Over 100 Left Without Shelter in Tonle Bassac

As the relocation of around 1,000 families from Tonle Bassac commune continues, more than 100 people who had rented abodes at the ramshackle village have been left without shelter, awaiting an alternative place to live.

Though the Sour Srun land de­vel­opment company agreed to relocate roughly 1,000 village families to al­ter­native plots of land in Dang­kao district, no provision was made for the estimated 400 families who rent­ed rooms and buildings inside the village.

As houses have been dismantled in village 14, renters have been forced into the open and prevented from erecting tarpaulins as they wait hopefully for alternative ac­commodation as cheap to rent as Village 14 once was, said Chin March, 45, an evicted renter.

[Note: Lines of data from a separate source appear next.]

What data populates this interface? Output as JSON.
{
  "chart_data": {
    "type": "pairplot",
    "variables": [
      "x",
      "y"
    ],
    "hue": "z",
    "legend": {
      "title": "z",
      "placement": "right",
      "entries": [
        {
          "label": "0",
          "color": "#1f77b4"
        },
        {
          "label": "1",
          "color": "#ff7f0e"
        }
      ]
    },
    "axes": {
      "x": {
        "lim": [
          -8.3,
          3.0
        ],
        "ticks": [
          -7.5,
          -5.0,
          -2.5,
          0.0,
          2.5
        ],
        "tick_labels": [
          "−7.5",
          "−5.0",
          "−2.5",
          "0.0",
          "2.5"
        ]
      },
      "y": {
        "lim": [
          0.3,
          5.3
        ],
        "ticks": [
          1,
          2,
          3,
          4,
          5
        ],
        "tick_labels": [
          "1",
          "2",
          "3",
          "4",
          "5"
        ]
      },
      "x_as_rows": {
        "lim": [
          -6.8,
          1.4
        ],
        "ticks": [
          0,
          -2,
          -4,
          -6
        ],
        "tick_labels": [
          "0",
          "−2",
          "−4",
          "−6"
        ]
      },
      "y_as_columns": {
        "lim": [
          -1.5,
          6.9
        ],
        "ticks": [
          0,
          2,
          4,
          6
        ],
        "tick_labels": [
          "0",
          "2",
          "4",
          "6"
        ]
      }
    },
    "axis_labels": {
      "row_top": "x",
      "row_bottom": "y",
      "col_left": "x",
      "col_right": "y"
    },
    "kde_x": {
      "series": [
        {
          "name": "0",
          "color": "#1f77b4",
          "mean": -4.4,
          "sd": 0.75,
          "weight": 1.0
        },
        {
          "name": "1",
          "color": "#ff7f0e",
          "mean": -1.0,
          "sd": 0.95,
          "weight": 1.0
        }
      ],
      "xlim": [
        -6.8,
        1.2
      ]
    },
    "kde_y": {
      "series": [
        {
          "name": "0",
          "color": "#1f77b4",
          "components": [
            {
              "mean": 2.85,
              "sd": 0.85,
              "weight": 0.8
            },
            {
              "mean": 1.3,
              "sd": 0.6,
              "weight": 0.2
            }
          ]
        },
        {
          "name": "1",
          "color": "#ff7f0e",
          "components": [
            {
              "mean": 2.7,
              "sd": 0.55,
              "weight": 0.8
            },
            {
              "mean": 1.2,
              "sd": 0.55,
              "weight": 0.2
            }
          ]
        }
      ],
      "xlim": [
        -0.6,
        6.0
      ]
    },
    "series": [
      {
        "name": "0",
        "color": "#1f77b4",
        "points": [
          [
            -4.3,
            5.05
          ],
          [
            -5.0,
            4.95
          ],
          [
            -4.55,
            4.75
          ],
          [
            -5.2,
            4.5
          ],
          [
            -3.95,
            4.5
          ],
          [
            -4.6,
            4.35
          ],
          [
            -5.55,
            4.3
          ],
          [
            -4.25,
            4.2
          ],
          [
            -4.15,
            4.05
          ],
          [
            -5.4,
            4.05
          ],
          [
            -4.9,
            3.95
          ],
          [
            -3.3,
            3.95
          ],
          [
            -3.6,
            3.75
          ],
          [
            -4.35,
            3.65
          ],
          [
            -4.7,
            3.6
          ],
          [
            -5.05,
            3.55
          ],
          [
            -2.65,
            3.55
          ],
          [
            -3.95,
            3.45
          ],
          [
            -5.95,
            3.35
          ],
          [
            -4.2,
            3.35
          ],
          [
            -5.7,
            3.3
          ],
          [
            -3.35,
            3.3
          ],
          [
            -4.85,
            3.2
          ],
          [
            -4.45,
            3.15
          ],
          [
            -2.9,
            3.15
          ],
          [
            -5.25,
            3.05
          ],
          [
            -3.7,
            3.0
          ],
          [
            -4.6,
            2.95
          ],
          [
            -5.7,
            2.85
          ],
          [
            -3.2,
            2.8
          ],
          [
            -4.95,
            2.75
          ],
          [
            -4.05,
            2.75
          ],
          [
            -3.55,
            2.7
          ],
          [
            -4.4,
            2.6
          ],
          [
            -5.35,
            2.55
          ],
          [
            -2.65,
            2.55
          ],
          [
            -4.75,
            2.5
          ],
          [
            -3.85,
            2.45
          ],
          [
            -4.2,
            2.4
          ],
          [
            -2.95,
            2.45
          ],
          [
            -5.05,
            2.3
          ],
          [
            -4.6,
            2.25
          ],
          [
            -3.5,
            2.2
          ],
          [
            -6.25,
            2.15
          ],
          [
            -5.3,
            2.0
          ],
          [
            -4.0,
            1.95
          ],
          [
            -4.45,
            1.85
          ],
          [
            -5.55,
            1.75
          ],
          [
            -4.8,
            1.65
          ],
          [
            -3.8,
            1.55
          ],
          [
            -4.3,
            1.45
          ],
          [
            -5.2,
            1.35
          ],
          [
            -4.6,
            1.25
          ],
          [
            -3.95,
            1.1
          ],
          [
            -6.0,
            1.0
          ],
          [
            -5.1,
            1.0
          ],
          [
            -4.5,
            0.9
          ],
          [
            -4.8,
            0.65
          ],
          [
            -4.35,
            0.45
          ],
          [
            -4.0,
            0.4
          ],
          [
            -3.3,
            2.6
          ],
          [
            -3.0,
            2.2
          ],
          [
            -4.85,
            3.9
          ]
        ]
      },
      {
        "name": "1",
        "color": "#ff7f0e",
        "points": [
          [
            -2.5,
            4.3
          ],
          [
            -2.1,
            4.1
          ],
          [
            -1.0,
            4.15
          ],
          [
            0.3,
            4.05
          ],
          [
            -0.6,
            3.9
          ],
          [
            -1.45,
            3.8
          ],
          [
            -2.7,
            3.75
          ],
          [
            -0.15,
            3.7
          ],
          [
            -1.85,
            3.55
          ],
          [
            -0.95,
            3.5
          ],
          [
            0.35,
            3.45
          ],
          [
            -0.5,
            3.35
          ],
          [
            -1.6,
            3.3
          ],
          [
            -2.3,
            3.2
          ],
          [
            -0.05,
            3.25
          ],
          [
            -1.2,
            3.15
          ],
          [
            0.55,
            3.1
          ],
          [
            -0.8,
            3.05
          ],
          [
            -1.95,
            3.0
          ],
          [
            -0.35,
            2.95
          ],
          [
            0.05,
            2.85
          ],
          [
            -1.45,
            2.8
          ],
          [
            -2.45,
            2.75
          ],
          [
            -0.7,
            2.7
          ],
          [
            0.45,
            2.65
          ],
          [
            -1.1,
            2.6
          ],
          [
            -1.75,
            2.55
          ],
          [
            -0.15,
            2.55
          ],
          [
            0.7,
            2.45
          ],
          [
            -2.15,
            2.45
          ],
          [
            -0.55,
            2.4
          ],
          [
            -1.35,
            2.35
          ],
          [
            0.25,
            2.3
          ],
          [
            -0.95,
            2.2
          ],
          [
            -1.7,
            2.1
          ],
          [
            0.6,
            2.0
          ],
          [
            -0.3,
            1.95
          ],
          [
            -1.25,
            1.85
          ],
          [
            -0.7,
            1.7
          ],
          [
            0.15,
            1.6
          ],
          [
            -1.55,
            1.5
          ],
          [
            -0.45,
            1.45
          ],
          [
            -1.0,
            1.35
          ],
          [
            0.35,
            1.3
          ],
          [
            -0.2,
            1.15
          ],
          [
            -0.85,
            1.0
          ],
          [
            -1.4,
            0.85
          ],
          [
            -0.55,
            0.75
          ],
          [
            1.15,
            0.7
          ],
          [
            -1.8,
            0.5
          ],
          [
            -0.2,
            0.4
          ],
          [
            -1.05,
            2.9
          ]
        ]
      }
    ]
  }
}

“I just stay here. I dare not go any­where. I would like to get a place for my children to live,” she said, huddled underneath a mat where she sheltered from the sun with five other women on Monday.

Chin March said she had rented a small house in Village 14 for about $10 per month for the past 10 years. A place outside the village would cost around $20 or $30—more than Chin March can earn sell­ing pea­nuts and water in the city.

Kong Lis, 23, a mother of three small children, said a police officer with a loudspeaker had ordered her to remove a piece of mat she had erected to shade her children, who are living among the remnants of the disassembled village.

“I am worried about my children’s health. One of my children has become sick because we have to sleep here day and night,” she said.

Khui Chhor, a representative for the Sour Srun company, said that ac­cording to his statistics only 80 families were renting property in the village. Khui Chhor said the figures were compiled at the “village and commune levels.”

“If the number is more than that, they must be people from outside and opportunists. We cannot ac­cept them,” he said.

Sao Chanhorm, investigation coordinator at local rights group Licadho, said that villagers estimated the num­ber of renters to be closer to 400 families.

“We wanted to take statistics about the house renters but the municipality banned us. I go down there every day to check on the condition of the people,” Sao Chanhorm said.